THE number of asylum requests received by Spain by the end of this year is expected to reach 18,000, more than three times the number dealt with last year, the Minister of the Interior has announced at Congress.
This figure, Minister Jorge Fernandez Diaz explained, does not include applications from Spain’s quota of assigned refugees within the EU’s relocation programme, meaning the total will actually be much higher.
Last year Spain dealt with just 5,941 requests; the highest figure since before the recession hit.
Of the total amount of applicants expected by the end of 2015, Fernandez Diaz explained, Syrian refugees will make more than half and 90 per cent of these will be placed at Melilla’s Asylum and Refuge Office on the Benin Enzar border.
So far this year, approximately 10,000 applications have been put in and dozens more come in every day, Fernandez Diaz said, leading the government to try and speed the process up to prepare for its assigned refugees.
Spain, the minister insisted, is ready to take the refugees in and is waiting for Italy and Greece, where most will be coming from, to follow the established transfer procedures.
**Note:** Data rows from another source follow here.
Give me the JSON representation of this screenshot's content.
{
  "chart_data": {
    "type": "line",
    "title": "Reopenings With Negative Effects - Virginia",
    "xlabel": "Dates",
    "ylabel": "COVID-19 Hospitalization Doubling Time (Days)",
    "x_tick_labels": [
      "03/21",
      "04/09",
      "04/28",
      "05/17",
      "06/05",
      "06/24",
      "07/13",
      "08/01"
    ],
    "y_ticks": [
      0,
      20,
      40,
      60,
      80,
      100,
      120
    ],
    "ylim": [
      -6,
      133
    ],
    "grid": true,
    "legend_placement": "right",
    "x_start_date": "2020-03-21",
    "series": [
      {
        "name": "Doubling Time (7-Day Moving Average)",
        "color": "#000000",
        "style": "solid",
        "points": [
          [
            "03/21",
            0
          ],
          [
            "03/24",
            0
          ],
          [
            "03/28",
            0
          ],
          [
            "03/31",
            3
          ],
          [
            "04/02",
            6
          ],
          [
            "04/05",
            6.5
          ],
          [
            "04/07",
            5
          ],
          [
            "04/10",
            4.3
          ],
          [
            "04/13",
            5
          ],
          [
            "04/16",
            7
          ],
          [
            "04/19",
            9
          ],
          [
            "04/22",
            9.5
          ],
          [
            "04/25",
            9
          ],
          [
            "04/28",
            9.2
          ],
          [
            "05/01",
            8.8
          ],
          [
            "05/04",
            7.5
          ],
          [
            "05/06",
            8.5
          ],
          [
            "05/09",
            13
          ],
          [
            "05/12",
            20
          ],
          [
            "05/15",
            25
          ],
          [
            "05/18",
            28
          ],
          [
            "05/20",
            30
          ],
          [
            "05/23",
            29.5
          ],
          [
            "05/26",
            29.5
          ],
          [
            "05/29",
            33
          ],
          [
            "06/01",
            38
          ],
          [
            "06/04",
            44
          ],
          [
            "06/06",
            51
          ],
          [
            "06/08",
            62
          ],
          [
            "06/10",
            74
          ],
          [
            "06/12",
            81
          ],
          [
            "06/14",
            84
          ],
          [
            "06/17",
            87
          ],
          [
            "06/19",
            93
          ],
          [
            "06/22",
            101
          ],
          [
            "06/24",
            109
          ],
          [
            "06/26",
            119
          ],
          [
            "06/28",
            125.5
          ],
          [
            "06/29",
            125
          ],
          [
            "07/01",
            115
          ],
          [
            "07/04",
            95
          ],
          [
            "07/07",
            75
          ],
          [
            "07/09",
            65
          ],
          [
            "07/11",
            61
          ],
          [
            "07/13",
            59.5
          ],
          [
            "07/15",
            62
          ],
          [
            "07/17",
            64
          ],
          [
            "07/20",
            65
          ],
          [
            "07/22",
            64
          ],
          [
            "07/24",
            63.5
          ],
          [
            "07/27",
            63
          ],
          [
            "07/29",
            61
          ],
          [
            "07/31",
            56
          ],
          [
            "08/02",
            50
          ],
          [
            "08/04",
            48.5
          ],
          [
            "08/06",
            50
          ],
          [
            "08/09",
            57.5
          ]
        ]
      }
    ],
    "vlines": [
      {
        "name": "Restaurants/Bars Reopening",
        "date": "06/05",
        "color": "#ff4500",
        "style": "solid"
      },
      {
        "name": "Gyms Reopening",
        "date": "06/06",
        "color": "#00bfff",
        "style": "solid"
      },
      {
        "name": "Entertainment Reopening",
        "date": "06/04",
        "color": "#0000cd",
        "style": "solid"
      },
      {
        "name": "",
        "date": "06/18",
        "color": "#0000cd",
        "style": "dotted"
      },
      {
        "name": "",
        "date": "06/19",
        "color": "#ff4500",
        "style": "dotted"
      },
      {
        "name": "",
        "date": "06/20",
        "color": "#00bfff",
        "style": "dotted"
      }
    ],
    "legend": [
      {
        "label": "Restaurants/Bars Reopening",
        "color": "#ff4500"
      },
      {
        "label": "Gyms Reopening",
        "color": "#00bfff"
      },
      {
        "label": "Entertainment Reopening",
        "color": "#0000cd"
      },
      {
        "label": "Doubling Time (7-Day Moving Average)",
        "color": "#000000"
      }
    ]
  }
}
While addressing Congress on the matter, Fernandez Diaz stressed the need to distinguish between political refugees and illegal immigrants, although both, he insisted, are human beings fleeing from problems, war in one case and hunger in the other.
Europe, he explained, has agreed that the two cases must be treated differently and while migrants must be returned to their countries of origin, political asylum seekers must be taken in and granted international protection.
Taking in refugees, the minister concluded, should not be seen as a problem, rather a chance of further development for the host countries.